With both waste management and sustainable energy being widely discussed topics currently, the leap to the idea that waste could be converted to energy is almost natural. The technology does exist, and although it is not widely available, it can still be used even in the residential scale as a cost-effective method of waste management. ‘Waste-to-Energy’ or ‘Energy-from-Waste’ is the generation of electric or heat energy through the treatment of waste or processing the waste into a fuel. The technology is not yet sufficiently developed for this technique to be a primary method of energy generation, but it is efficient when considered a method of waste management which can generate energy as a by-product. Converting to energy is also only feasible for waste matter that is comprised of or can be converted into hydrocarbons, and more specifically, hydrocarbons which, when combusted gives a net positive quantity of energy. This makes most biodegradable and plastic waste viable candidates for conversion to energy but not industrial waste, heavy metals, or other inorganic chemicals.
Waste from Energy has been a popular hobbyist endeavour at the household level for the past few years. While large scale energy production is still difficult, most biodegradable waste produced in a household i.e., kitchen waste is an ideal candidate for energy production as they are composed of hydrocarbons and undergo biological decay and release methane which is a flammable gas. The execution of the process is also relatively affordable and can result in substantial savings, especially if you use gas to cook. The waste is packed into a container with water and sealed, with an outlet for gas. When the process is underway, the system will output methane gas which can be safety used to fuel a stove. The liquid effluent may also be used as fertiliser in a hydroponics system for growing plants. Permanent enclosures for the waste can be made with concrete but there are commercially available plastic containers, or an everyday skip bin, purchased from organisations such as 6m skip bin hire Geelong, can be used with some modifications.

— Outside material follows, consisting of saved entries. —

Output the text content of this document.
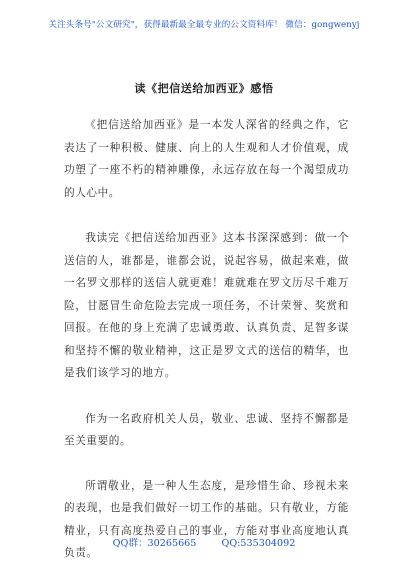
关注头条号"公文研究"，获得最新最全最专业的公文资料库！ 微信：gongwenyj
读《把信送给加西亚》感悟

《把信送给加西亚》是一本发人深省的经典之作，它表达了一种积极、健康、向上的人生观和人才价值观，成功塑了一座不朽的精神雕像，永远存放在每一个渴望成功的人心中。

我读完《把信送给加西亚》这本书深深感到：做一个送信的人，谁都是，谁都会说，说起容易，做起来难，做一名罗文那样的送信人就更难！难就难在罗文历尽千难万险，甘愿冒生命危险去完成一项任务，不计荣誉、奖赏和回报。在他的身上充满了忠诚勇敢、认真负责、足智多谋和坚持不懈的敬业精神，这正是罗文式的送信的精华，也是我们该学习的地方。

作为一名政府机关人员，敬业、忠诚、坚持不懈都是至关重要的。

所谓敬业，是一种人生态度，是珍惜生命、珍视未来的表现，也是我们做好一切工作的基础。只有敬业，方能精业，只有高度热爱自己的事业，方能对事业高度地认真负责。

QQ群：30265665	QQ:535304092
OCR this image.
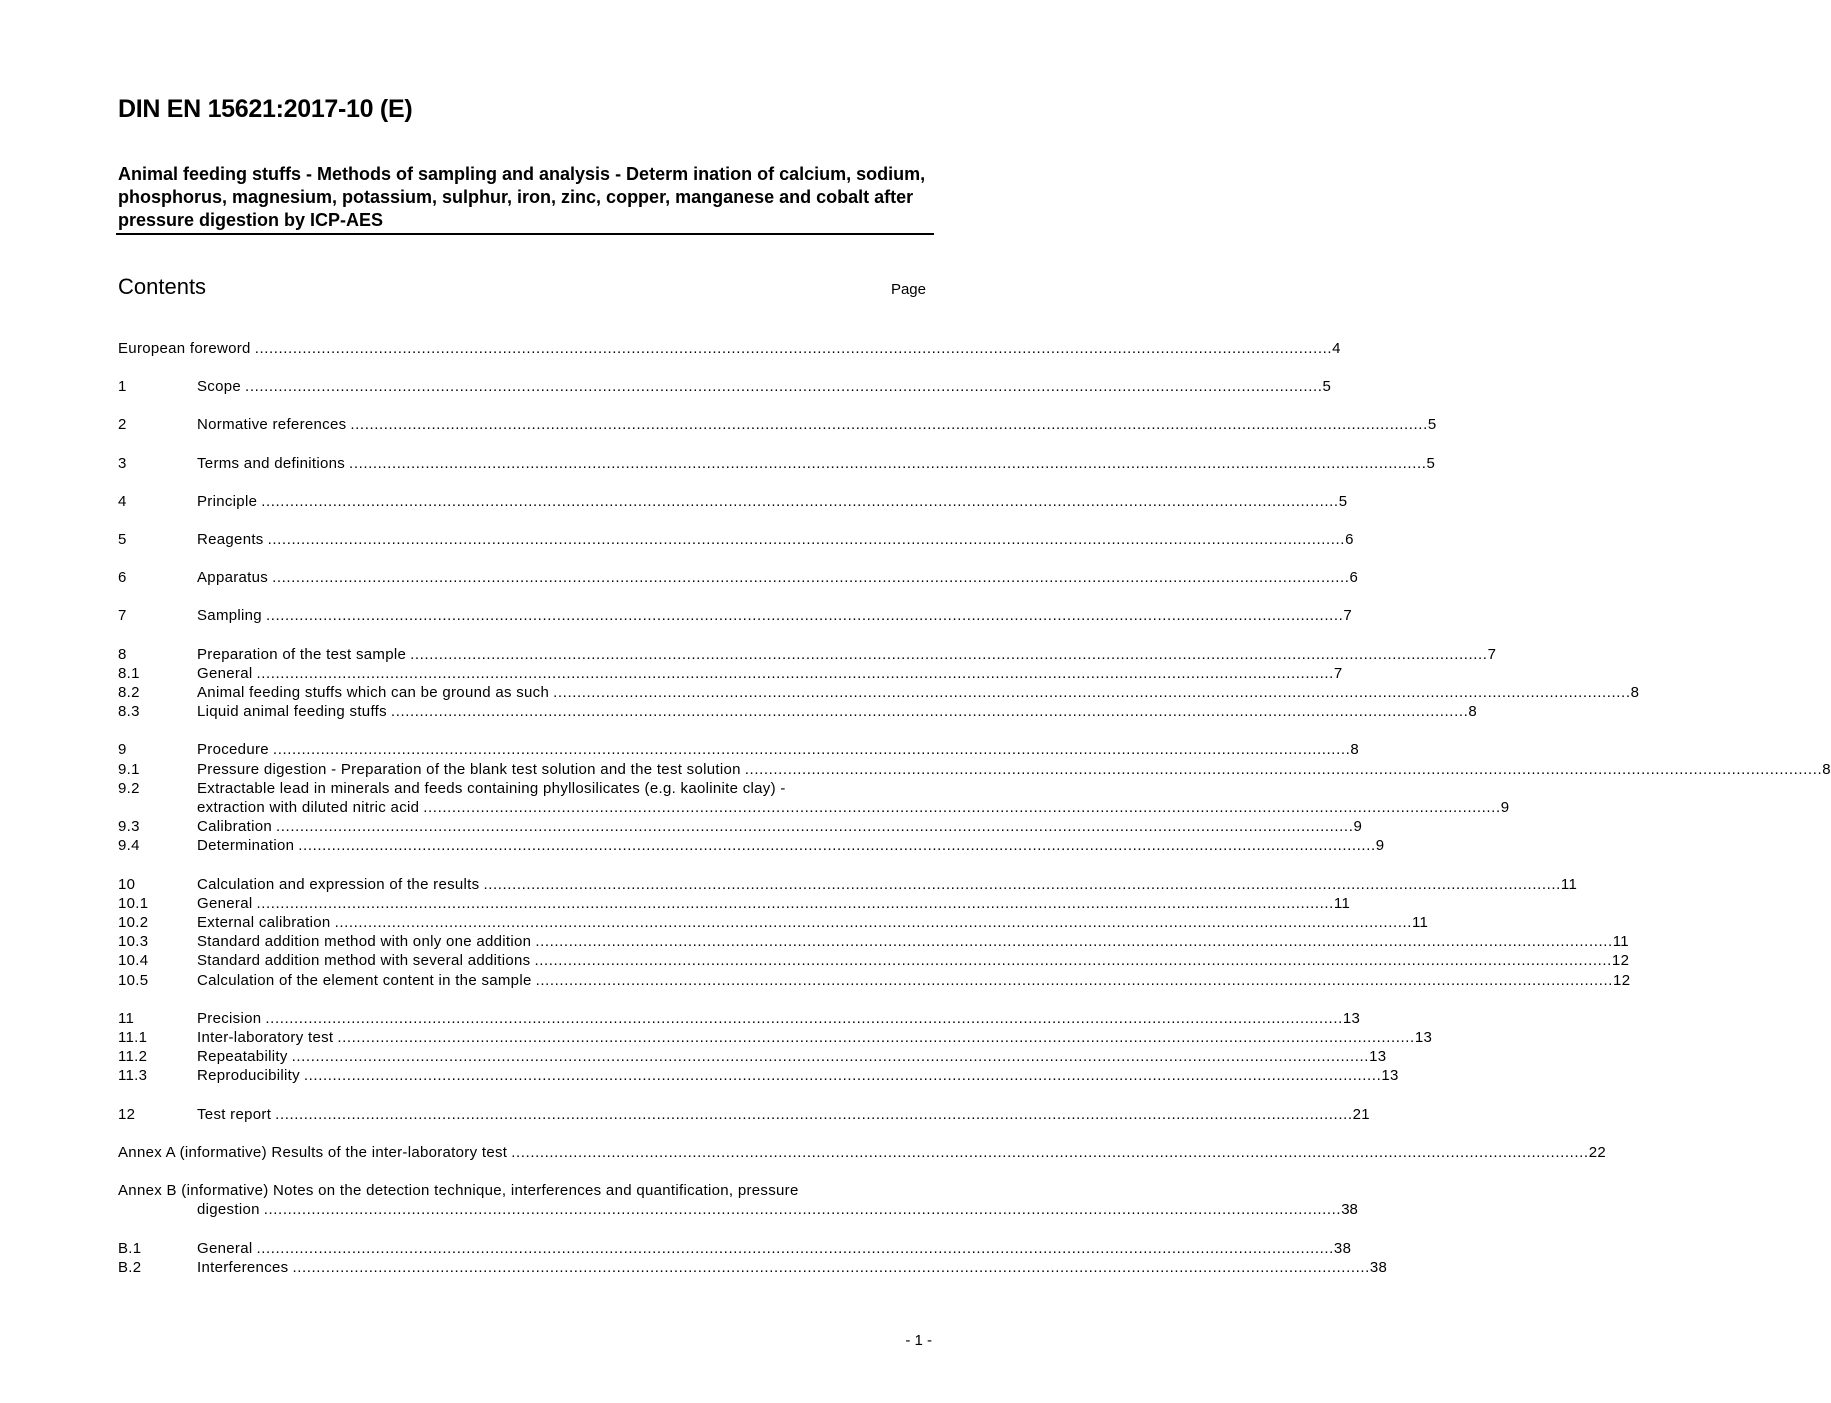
DIN EN 15621:2017-10 (E)
Animal feeding stuffs - Methods of sampling and analysis - Determ ination of calcium, sodium, phosphorus, magnesium, potassium, sulphur, iron, zinc, copper, manganese and cobalt after pressure digestion by ICP-AES
Contents	Page
European foreword .................................................................................................................................................................................................................................. 4
1	Scope .................................................................................................................................................................................................................................. 5
2	Normative references .................................................................................................................................................................................................................................. 5
3	Terms and definitions .................................................................................................................................................................................................................................. 5
4	Principle .................................................................................................................................................................................................................................. 5
5	Reagents .................................................................................................................................................................................................................................. 6
6	Apparatus .................................................................................................................................................................................................................................. 6
7	Sampling .................................................................................................................................................................................................................................. 7
8	Preparation of the test sample .................................................................................................................................................................................................................................. 7
8.1	General .................................................................................................................................................................................................................................. 7
8.2	Animal feeding stuffs which can be ground as such .................................................................................................................................................................................................................................. 8
8.3	Liquid animal feeding stuffs .................................................................................................................................................................................................................................. 8
9	Procedure .................................................................................................................................................................................................................................. 8
9.1	Pressure digestion - Preparation of the blank test solution and the test solution .................................................................................................................................................................................................................................. 8
9.2	Extractable lead in minerals and feeds containing phyllosilicates (e.g. kaolinite clay) -
extraction with diluted nitric acid .................................................................................................................................................................................................................................. 9
9.3	Calibration .................................................................................................................................................................................................................................. 9
9.4	Determination .................................................................................................................................................................................................................................. 9
10	Calculation and expression of the results .................................................................................................................................................................................................................................. 11
10.1	General .................................................................................................................................................................................................................................. 11
10.2	External calibration .................................................................................................................................................................................................................................. 11
10.3	Standard addition method with only one addition .................................................................................................................................................................................................................................. 11
10.4	Standard addition method with several additions .................................................................................................................................................................................................................................. 12
10.5	Calculation of the element content in the sample .................................................................................................................................................................................................................................. 12
11	Precision .................................................................................................................................................................................................................................. 13
11.1	Inter-laboratory test .................................................................................................................................................................................................................................. 13
11.2	Repeatability .................................................................................................................................................................................................................................. 13
11.3	Reproducibility .................................................................................................................................................................................................................................. 13
12	Test report .................................................................................................................................................................................................................................. 21
Annex A (informative) Results of the inter-laboratory test .................................................................................................................................................................................................................................. 22
Annex B (informative) Notes on the detection technique, interferences and quantification, pressure
digestion .................................................................................................................................................................................................................................. 38
B.1	General .................................................................................................................................................................................................................................. 38
B.2	Interferences .................................................................................................................................................................................................................................. 38
- 1 -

The most common waste-to-energy implementation is the incineration of waste that contains hydrocarbons. It should be noted that incineration as a method of generating energy works only if the energy released by the hydrocarbons is greater than the energy consumed to incinerate the waste. This usually results in an electric efficiency of around 15%-30%, with the rest of the energy being emitted as heat. This can be increased to over 80% by directly using the heat generated in the incineration process. (a process known as cogeneration)
However, incineration of waste can be harmful if done improperly as it releases other compounds in the waste directly to the atmosphere. Examples for such gases are the oxides of sulphur and nitrogen which cause acid rains, and carbon monoxide and carbon dioxide which are greenhouse gases, deteriorate the ozone layer and cause general pollution of air. It is also said to discourage recycling although this point is subject to debate, with countries that recycle the most also engaging in incineration.